Development of nano-sized hydroxyapatite reinforced composites for tissue engineering scaffolds.


PMID 17891551

Abstract

Nano-sized hydroxyapatite (nanoHA) reinforced composites, mimicking natural bone, were produced. Examination by transmission electron microscopy revealed that the nanoHA particles had a rod-like morphology, 20-30 nm in width and 50-80 nm in length. The phase composition of hydroxyapatite was confirmed by X-ray diffraction. The nanoHA particles were incorporated into poly-2-hydroxyethylmethacrylate (PHEMA)/polycaprolactone (PCL) matrix to make new nanocomposites: nanoHA-PHEMA/PCL. Porous nanocomposite scaffolds were then produced using a porogen leaching method.
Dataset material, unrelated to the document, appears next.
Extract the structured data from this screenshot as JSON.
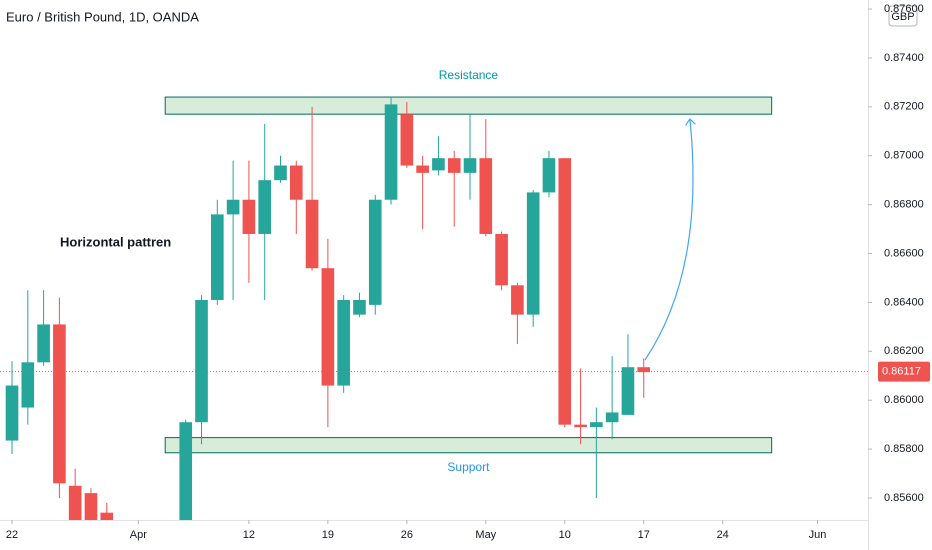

The interconnectivity of the porous structure of the scaffolds was revealed by non-destructive X-ray microtomography. Porosity of 84% was achieved and pore sizes were approximately around 300-400 microm. An in vitro study found that the nanocomposites were bioactive as indicated by the formation of a bone-like apatite layer after immersion in simulated body fluid. Furthermore, the nanocomposites were able to support the growth and proliferation of primary human osteoblast (HOB) cells. HOB cells developed a well organized actin cytoskeletal protein on the nanocomposite surface. The results demonstrate the potential of the nanocomposite scaffolds for tissue engineering applications for bone repair.